"The only thing worth stealing is a kiss from a sleeping child." - Joe Houldsworth

March 18, 2008

Sickness not withstanding, bedtime is my favorite time of day.

My mother worked nights for almost my entire childhood (she was a single parent and we lived in my Grandparents' big farmhouse), so my Grandmother put me to bed every night for many, many years. Last night as I was struggling to get E to find sleep so I could put my own stuffy head to bed, I realized how strongly my bedtime routine with E has been influenced by my own childhood bedtime.

I was brought up as a co-sleeper out of necessity; there were only two bedrooms in my Grandparents' farmhouse - my Grandparents occupied one and my mother and I occupied the other. I shared a bed with my mother until I was five or six, until a room over the kitchen was insulated and made over into my mother's bedroom.

Every night, at bedtime, my Grandmother would snuggle up in bed with me (in the bed that is in our guest room right now, actually) and read to me for as long as I wanted - often an hour or more - until I fell asleep. I always had a late bedtime (I realize now) so that my mother could sleep a bit later in the mornings, rather than having me wake her up at 6 am when she had just gotten home from work at 130. So it just didn't matter that I wasn't falling asleep "one cue."

We read everything, many things two or three times. All of Pooh, the Oz books, Little House, Alice. Plus other classics not thought of as books for young children these days - Dickens, Treasure Island, even (I think) some Poe and other short stories. (There was a book called something like The Hundred Greatest Short Stories Ever Written that we read from often, but that I was never able to find in the house after my Grandfather died.)

Now, at bedtime with my own son, it seems like the most natural thing in the world to snuggle with E in our big bed with me and start reading. We read and read and read - no more-words-than-pictures classics yet (although I'm getting ready to start Pooh with him since he's now somewhat familiar with the Disney cartoon version), but many classic board books (Goodnight Moon, S. Boynton's Going to Bed Book, Mike Mulligan) and a good deal of Dr Seuss (He's crazy about Green Eggs and Ham and asks for it daily by pointing and repeating "Ham Ham Ham Ham" until I pull it out of the basket).

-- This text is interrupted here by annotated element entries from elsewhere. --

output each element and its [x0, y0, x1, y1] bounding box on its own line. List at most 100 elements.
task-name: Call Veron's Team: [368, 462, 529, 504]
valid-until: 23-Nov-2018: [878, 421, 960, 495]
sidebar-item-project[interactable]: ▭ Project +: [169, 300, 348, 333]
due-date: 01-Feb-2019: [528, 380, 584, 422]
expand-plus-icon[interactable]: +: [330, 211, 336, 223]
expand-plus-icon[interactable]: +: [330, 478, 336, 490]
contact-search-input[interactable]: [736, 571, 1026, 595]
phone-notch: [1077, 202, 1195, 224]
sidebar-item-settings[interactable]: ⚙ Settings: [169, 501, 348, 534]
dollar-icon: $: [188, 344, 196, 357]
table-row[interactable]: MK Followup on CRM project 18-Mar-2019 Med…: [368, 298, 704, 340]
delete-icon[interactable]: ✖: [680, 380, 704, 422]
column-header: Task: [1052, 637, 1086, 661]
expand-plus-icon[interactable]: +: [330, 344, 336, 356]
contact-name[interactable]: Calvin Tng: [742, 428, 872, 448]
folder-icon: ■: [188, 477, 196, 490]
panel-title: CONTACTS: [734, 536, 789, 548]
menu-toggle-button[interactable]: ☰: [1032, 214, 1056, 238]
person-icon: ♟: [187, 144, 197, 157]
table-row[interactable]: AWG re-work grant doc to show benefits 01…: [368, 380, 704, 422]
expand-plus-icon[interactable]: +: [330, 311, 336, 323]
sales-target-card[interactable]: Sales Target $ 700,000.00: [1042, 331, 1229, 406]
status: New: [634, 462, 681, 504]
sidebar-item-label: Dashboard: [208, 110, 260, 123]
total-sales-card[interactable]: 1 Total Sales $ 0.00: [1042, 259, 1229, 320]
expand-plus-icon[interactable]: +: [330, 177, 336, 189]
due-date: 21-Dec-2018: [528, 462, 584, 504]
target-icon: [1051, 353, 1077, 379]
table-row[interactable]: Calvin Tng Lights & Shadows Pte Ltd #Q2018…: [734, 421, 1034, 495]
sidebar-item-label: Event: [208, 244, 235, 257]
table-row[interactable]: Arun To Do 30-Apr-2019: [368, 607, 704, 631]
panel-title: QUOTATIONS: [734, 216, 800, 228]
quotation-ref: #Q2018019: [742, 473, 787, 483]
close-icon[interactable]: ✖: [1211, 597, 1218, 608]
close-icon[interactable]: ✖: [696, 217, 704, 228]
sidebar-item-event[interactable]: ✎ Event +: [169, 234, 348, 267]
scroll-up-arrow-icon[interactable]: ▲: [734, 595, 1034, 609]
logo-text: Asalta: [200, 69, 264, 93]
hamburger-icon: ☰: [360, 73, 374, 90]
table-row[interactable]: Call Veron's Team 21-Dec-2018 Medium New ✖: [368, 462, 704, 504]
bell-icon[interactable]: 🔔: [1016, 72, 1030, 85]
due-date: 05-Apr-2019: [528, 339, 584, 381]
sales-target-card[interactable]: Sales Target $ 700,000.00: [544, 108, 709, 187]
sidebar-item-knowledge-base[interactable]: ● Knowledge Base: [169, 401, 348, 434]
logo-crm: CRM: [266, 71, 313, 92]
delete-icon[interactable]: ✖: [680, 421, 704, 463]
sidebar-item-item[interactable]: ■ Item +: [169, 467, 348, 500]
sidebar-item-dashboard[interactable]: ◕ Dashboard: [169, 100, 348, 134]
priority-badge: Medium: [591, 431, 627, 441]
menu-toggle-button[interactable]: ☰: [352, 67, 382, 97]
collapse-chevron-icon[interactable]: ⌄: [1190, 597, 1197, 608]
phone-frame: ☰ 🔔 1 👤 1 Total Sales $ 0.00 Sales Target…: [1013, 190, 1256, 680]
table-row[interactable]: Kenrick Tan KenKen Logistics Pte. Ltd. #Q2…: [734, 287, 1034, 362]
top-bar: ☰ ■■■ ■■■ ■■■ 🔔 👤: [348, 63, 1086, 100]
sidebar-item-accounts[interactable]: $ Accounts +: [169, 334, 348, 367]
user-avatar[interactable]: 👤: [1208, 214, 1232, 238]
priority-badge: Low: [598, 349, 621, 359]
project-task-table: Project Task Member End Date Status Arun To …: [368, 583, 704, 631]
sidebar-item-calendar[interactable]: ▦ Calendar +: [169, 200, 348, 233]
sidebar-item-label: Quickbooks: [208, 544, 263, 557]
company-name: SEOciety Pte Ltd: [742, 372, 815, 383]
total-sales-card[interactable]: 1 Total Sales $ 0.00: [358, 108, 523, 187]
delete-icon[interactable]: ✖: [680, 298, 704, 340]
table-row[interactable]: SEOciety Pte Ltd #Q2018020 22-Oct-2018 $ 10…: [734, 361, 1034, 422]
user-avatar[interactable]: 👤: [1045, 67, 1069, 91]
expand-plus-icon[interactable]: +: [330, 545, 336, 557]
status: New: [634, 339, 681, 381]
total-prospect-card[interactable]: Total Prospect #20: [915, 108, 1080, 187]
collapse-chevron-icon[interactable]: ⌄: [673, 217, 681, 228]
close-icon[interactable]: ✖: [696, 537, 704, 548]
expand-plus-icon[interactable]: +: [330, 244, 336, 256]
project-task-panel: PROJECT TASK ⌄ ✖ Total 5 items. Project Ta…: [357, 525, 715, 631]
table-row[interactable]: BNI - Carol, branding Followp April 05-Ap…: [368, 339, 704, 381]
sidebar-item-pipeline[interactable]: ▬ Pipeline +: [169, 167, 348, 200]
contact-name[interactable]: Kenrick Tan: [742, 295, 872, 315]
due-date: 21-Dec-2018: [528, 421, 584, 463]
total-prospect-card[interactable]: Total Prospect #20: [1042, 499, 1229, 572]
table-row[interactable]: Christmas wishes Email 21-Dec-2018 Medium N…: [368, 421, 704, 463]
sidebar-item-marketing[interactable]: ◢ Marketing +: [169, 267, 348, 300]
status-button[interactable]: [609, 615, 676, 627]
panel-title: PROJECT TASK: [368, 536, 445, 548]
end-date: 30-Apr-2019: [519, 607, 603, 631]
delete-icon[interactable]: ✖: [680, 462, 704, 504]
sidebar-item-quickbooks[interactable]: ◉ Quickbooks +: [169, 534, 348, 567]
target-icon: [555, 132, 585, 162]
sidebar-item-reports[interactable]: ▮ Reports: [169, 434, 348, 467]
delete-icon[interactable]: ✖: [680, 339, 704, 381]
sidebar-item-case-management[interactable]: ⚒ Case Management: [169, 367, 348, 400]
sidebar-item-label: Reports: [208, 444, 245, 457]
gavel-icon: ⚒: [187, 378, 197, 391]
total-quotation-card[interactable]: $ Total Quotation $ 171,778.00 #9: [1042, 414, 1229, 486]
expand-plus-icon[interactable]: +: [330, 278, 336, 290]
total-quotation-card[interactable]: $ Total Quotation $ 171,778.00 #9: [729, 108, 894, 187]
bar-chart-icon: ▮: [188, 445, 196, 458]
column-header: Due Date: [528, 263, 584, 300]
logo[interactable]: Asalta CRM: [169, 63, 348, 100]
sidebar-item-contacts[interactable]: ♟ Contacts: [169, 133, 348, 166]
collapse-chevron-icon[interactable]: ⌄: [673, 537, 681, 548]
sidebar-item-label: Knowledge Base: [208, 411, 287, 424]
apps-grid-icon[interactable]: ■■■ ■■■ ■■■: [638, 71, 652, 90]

This time before sleep with him is the best time of all. He's snuggled close in the crook of my arm, resting his head against me, feet tucked under my hip, looking up at me with those big grey eyes, the blankets pulled up around our chins. We're warm and snug and its all about me and him - no distractions, no crazy running about. We read the stories and point at pictures and name animals and talk a little about what we can. Sometimes I tell him little stories - about my childhood, remembrances of things brought forth from the pictures or the snuggles or both.

For Christmas, my mother gave me a quilt that had belonged to my Grandmother which is currently laying atop our own bed. E loves that quilt, and always asks that it be tucked up around him specially close. Last night I told him how I snuggled in bed with my Grandmother under that very same quilt, and showed him one of the blocks that my mother had mended with pieces from a dress that I had worn as a girl. Then, at the end, when I see his eyes getting heavy, we always sing two songs: A version of Hush Little Baby that is different from the one you're familiar with, without diamond rings and with more nature in it, then E's own lullaby that I made up for him when he was a tiny baby, words I worked out as I sat for hours with him in the middle of the night while he slowly nursed.

I don't know how much of this he'll remember, of course. Josh has a different bedtime routine with him, one that is more focused on getting him into his own bed and laying his head down and getting him to sleep so that Josh can continue on with whatever needs to be done.

But I don't think I'll change my routine with him for a long time yet. That quiet time with him is too valuable to me. As he gets older we'll read different things and talk about them more, and I hope he'll finally end as I did - reading to me rather than me reading to him. But my hope is that he will remember the thing that I remember - not the books, not the words, but the closeness and warmth and love.